Melih Cevdet’in ‘Gizli Emir’ini yeniden okurken…
Dila Keleş 12 Eylül 2024

Melih Cevdet’in ‘Gizli Emir’ini yeniden okurken…

Askeri darbeler ve darbe dönemlerinde hüküm süren olağanüstü hâl koşulları, tarih algımızı ve ‘milli’ şuurumuzu şekillendirdiği gibi -bununla bağlantılı ve kaçınılmaz olarak- edebiyatımızda da geniş bir tanıklık, hatırlama ve hesaplaşma sahası açtı.

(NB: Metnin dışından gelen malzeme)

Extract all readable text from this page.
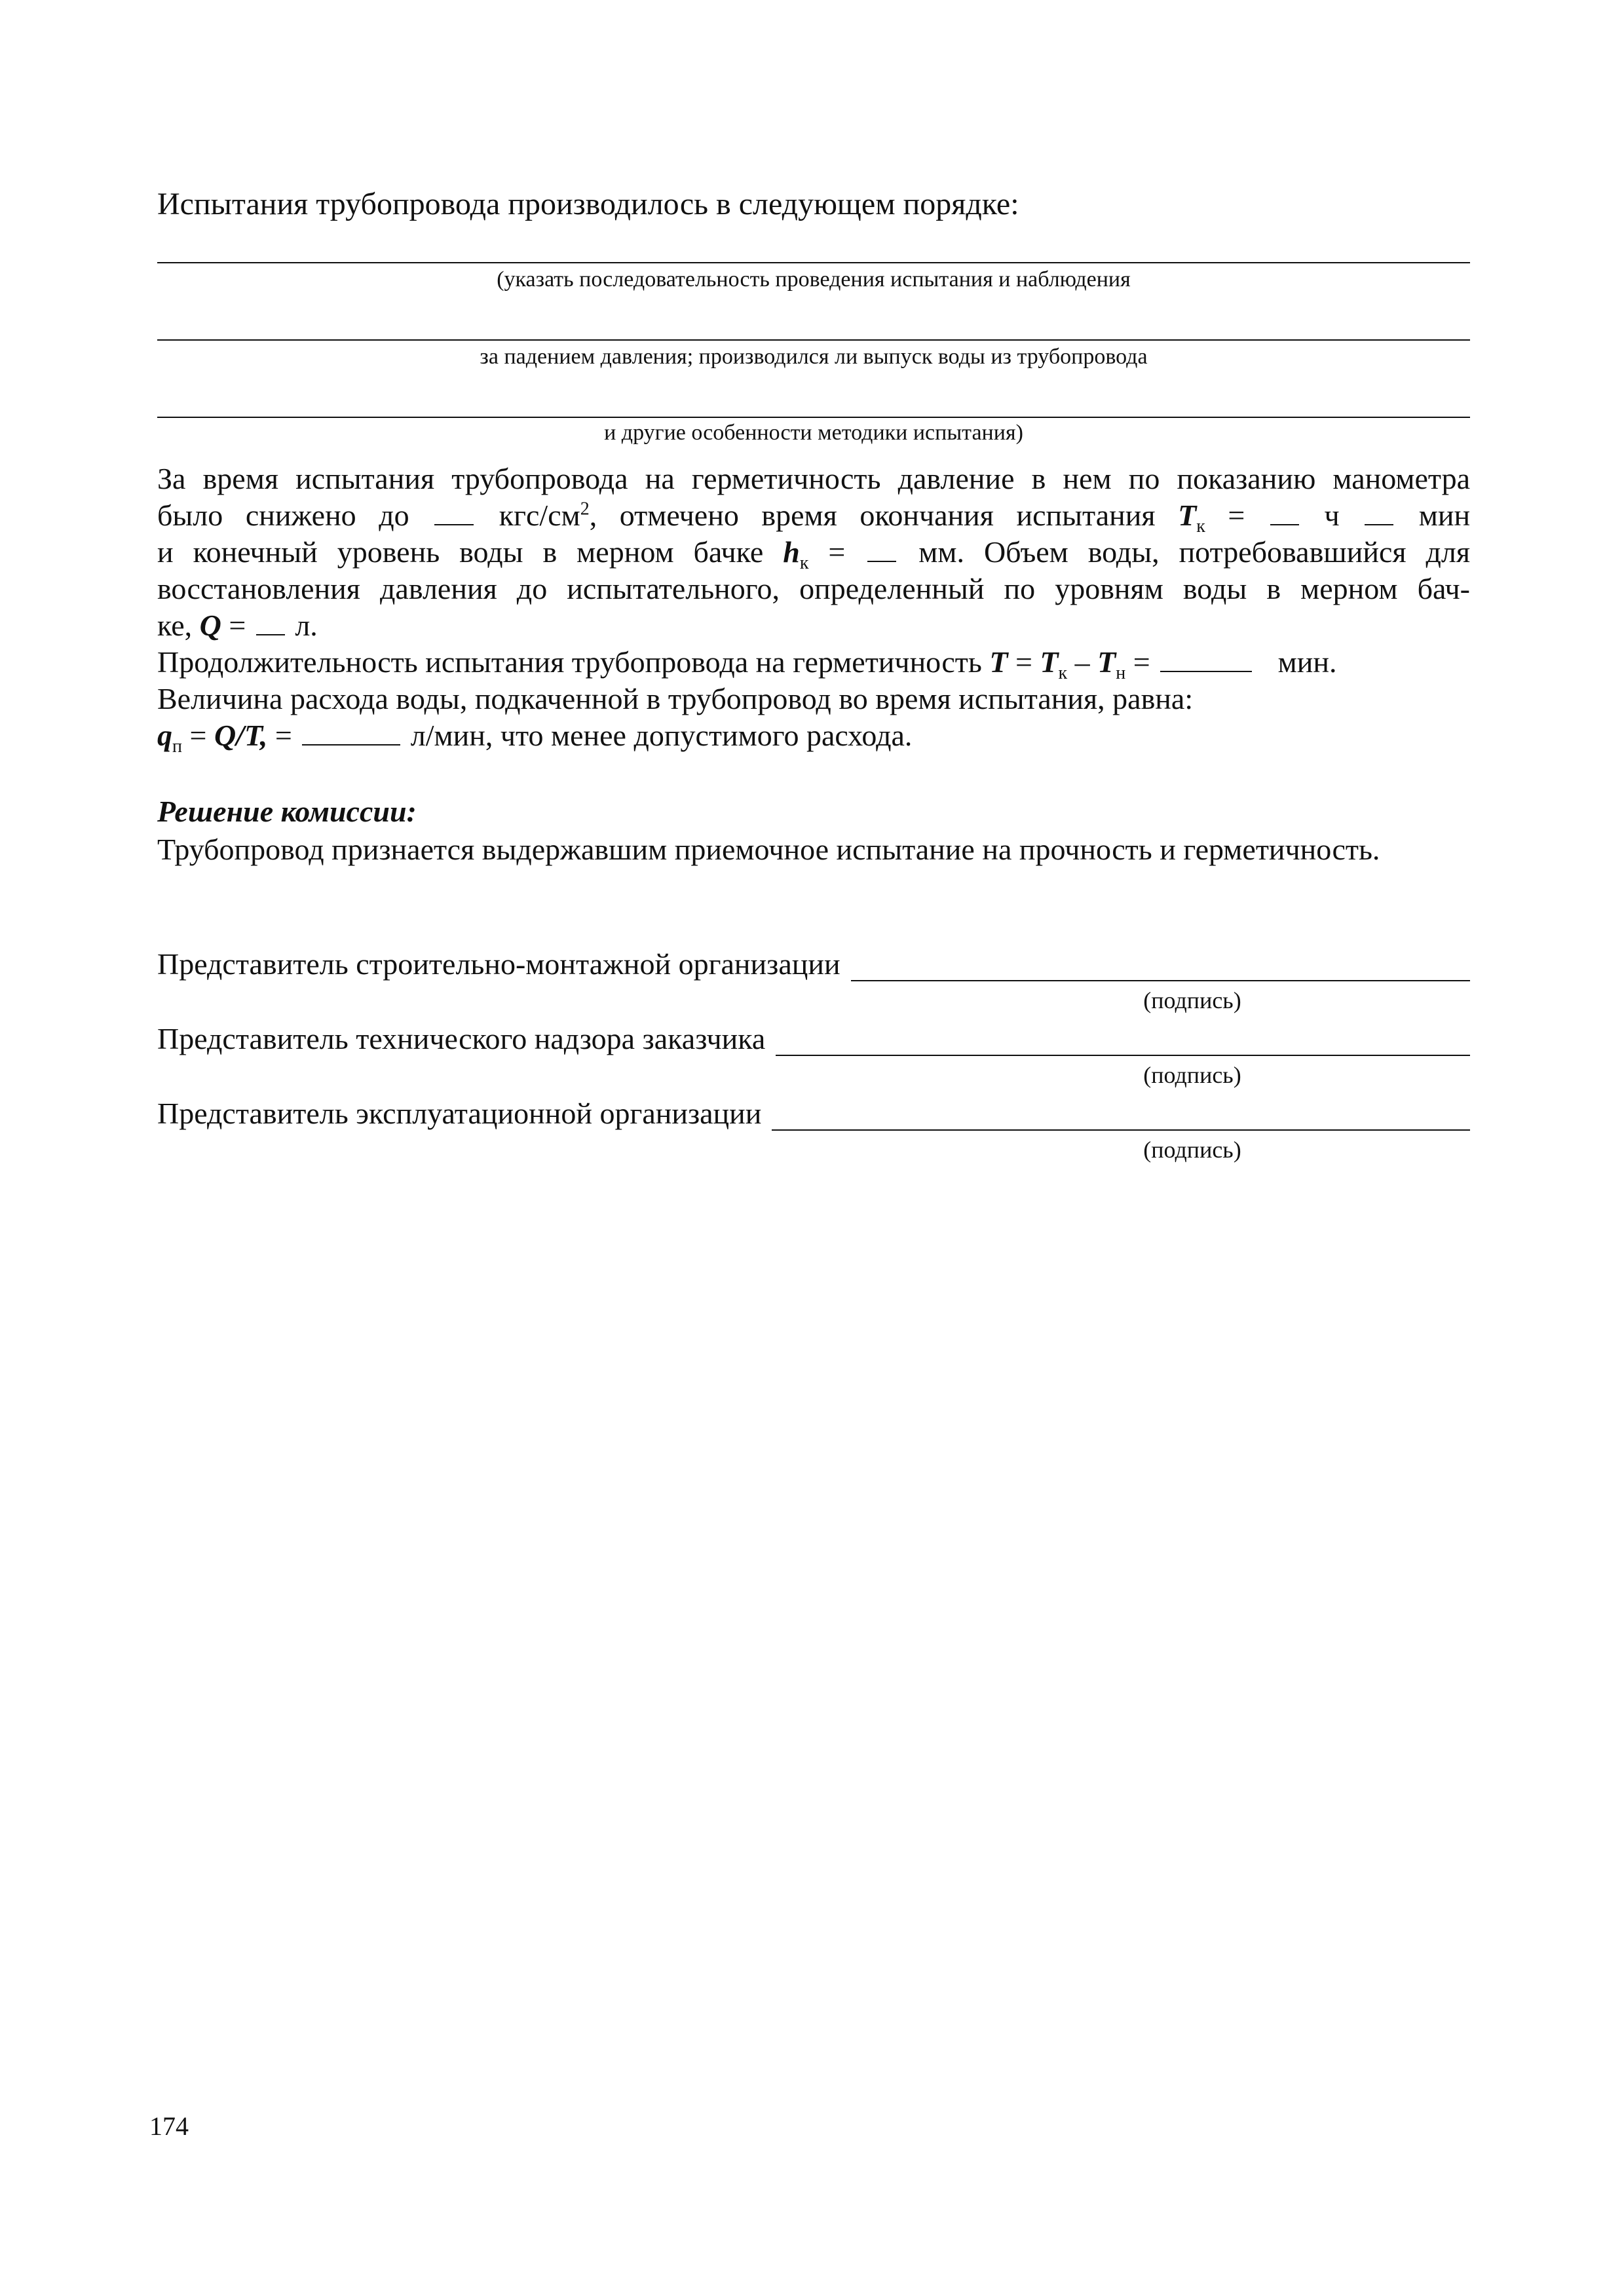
Испытания трубопровода производилось в следующем порядке:
(указать последовательность проведения испытания и наблюдения
за падением давления; производился ли выпуск воды из трубопровода
и другие особенности методики испытания)
За время испытания трубопровода на герметичность давление в нем по показанию манометра
было снижено до	кгс/$см^2$, отмечено время окончания испытания $T_к$ =	ч	мин
и конечный уровень воды в мерном бачке $h_к$ = мм. Объем воды, потребовавшийся для
восстановления давления до испытательного, определенный по уровням воды в мерном бач-
ке, Q = л.
Продолжительность испытания трубопровода на герметичность $T = T_к - T_н$ =	мин.
Величина расхода воды, подкаченной в трубопровод во время испытания, равна:
$q_п = Q/T$, =	л/мин, что менее допустимого расхода.
Решение комиссии:
Трубопровод признается выдержавшим приемочное испытание на прочность и герметичность.
Представитель строительно-монтажной организации
(подпись)
Представитель технического надзора заказчика
(подпись)
Представитель эксплуатационной организации
(подпись)
174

Başarısız olanları, başarısı ölçülemeyenleri, bir yandan beklenirken öbür yandan gelenleri, çağın olanaklarına uygun versiyonları derken, parlamenter demokrasiyi kesintiye uğratan belirli günler (ve haftalar değil; aylar hatta yıllar) ile ifade edilen epeyce bir tarih çıpası belleğimizde yer etti.

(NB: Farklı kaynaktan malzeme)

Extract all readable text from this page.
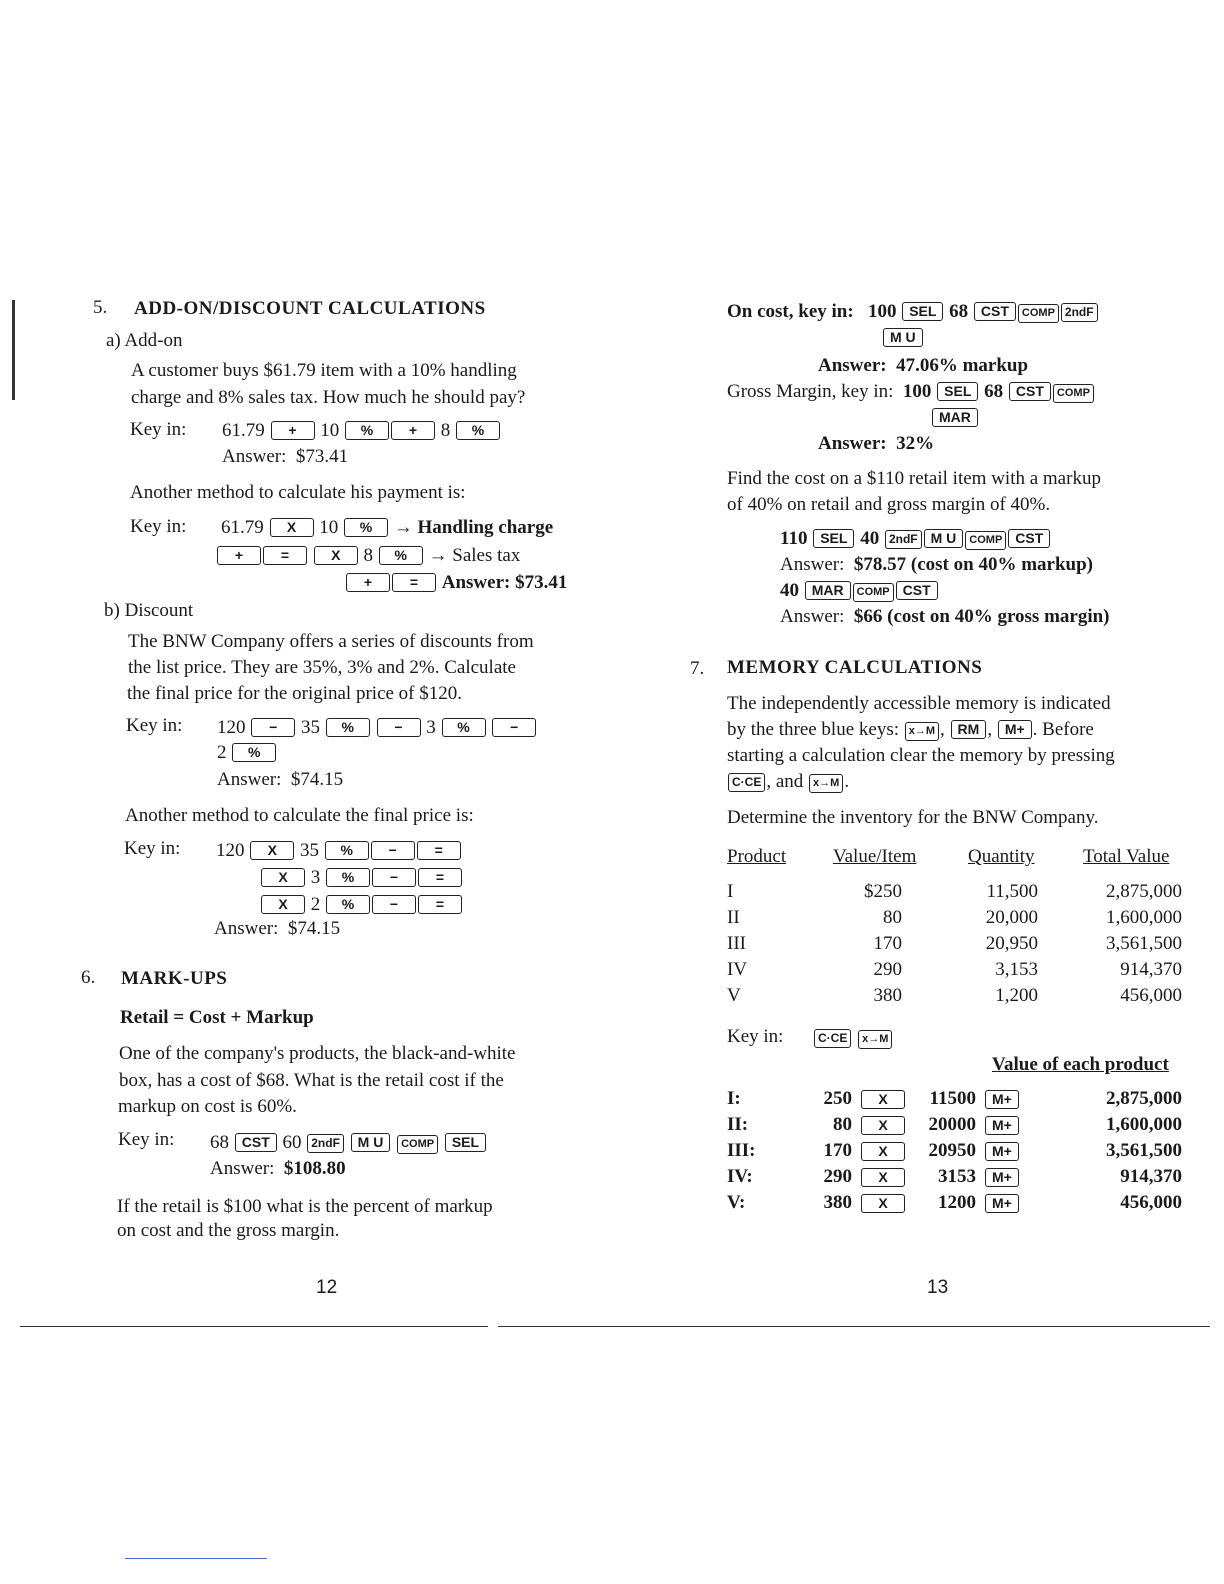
5. ADD-ON/DISCOUNT CALCULATIONS
a) Add-on
A customer buys $61.79 item with a 10% handling
charge and 8% sales tax. How much he should pay?
Key in: 61.79 + 10 %	+ 8 %
Answer: $73.41
Another method to calculate his payment is:
Key in: 61.79 X 10 % → Handling charge
+	=	X 8 % → Sales tax
+	= Answer: $73.41
b) Discount
The BNW Company offers a series of discounts from
the list price. They are 35%, 3% and 2%. Calculate
the final price for the original price of $120.
Key in: 120 − 35 %	− 3 %	−
2 %
Answer: $74.15
Another method to calculate the final price is:
Key in: 120 X 35 %	−	=
X 3 %	−	=
X 2 %	−	=
Answer: $74.15
6. MARK-UPS
Retail = Cost + Markup
One of the company's products, the black-and-white
box, has a cost of $68. What is the retail cost if the
markup on cost is 60%.
Key in: 68 CST 60 2ndF M U COMP SEL
Answer: $108.80
If the retail is $100 what is the percent of markup
on cost and the gross margin.
12
On cost, key in: 100 SEL 68 CST COMP 2ndF
M U
Answer: 47.06% markup
Gross Margin, key in: 100 SEL 68 CST COMP
MAR
Answer: 32%
Find the cost on a $110 retail item with a markup
of 40% on retail and gross margin of 40%.
110 SEL 40 2ndF M U COMP CST
Answer: $78.57 (cost on 40% markup)
40 MAR COMP CST
Answer: $66 (cost on 40% gross margin)
7. MEMORY CALCULATIONS
The independently accessible memory is indicated
by the three blue keys: x→M , RM , M+ . Before
starting a calculation clear the memory by pressing
C·CE , and x→M .
Determine the inventory for the BNW Company.
Product Value/Item	Quantity	Total Value
I	$250	11,500	2,875,000
II	80	20,000	1,600,000
III	170	20,950	3,561,500
IV	290	3,153	914,370
V	380	1,200	456,000
Key in:	C·CE x→M
Value of each product
I:	250	X	11500	M+	2,875,000
II:	80	X	20000	M+	1,600,000
III:	170	X	20950	M+	3,561,500
IV:	290	X	3153	M+	914,370
V:	380	X	1200	M+	456,000
13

Bu çıpanın ucunda, ağırlığıyla yerleştiği zeminde (‘denizaltında’, bilinçdışında) hiçbir kuşağın bilmek istemeyeceği şeyler var: Korku, baskı, şiddet, işkence, ölümler, kayıplar, yasaklar ve travmalar…

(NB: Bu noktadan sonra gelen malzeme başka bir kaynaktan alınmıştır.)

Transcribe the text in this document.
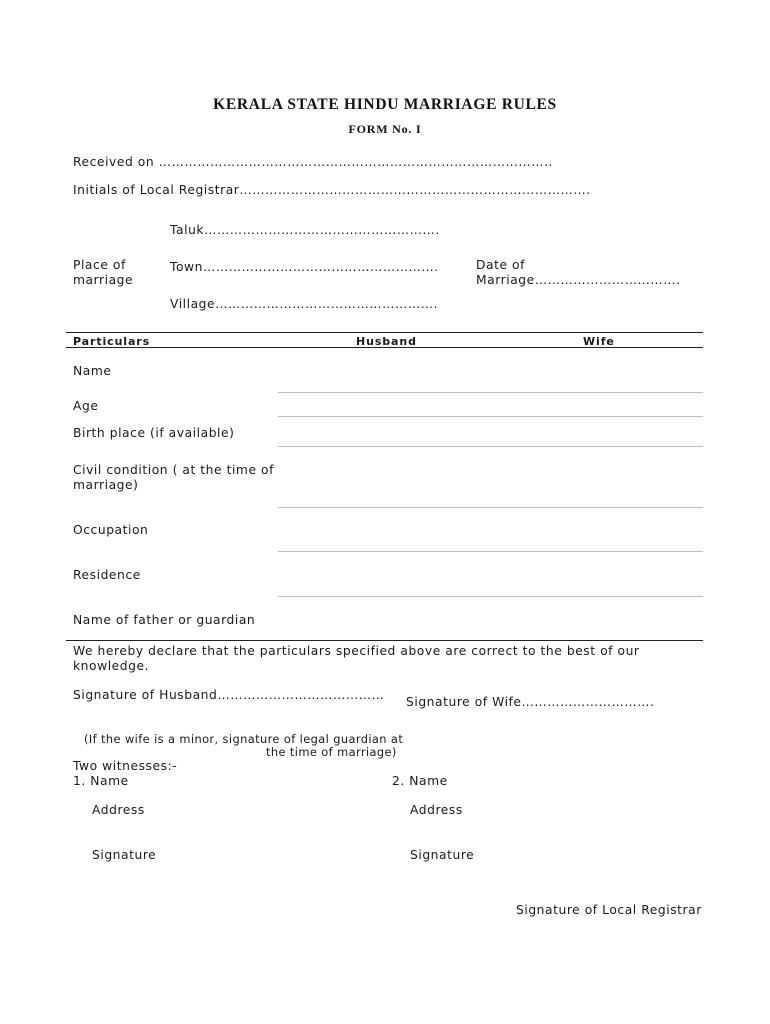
KERALA STATE HINDU MARRIAGE RULES
FORM No. I
Received on ………………………………………………………………………………..
Initials of Local Registrar……………………………………………………………………….
Taluk……………………………………………….
Place of
marriage
Town……………………………………………….	Date of
Marriage…………………………….
Village…………………………………………….
Particulars	Husband	Wife
Name
Age
Birth place (if available)
Civil condition ( at the time of
marriage)
Occupation
Residence
Name of father or guardian
We hereby declare that the particulars specified above are correct to the best of our
knowledge.
Signature of Husband………………………………… Signature of Wife………………………….
(If the wife is a minor, signature of legal guardian at
the time of marriage)
Two witnesses:-
1. Name	2. Name
Address	Address
Signature	Signature
Signature of Local Registrar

Tüm bu yaşananları bazı boyutlarıyla dile getiren, dile getirerek yüzleştirebilen -ve belki bir tür sağaltma denemesi olan- ‘darbe romanları,’ öykülenenler nedeniyle okumanın haz değil ızdırap verdiği, yer yer kitabı elden bırakma isteği uyandıran romanlar. İsimlerinden başlayarak…

*

‘Garip’ üçlüsünden Melih Cevdet Anday, kendi adıyla yayımlanan ikinci romanı Gizli Emir’de pek çok darbe romanından farklılaşan bir yaklaşımla, bir tanıklıktan ziyade, tıpkı sıkıyönetim koşulları gibi çıkışsız hissettiren, kasvetli bir gerilim öyküsü kuruyor.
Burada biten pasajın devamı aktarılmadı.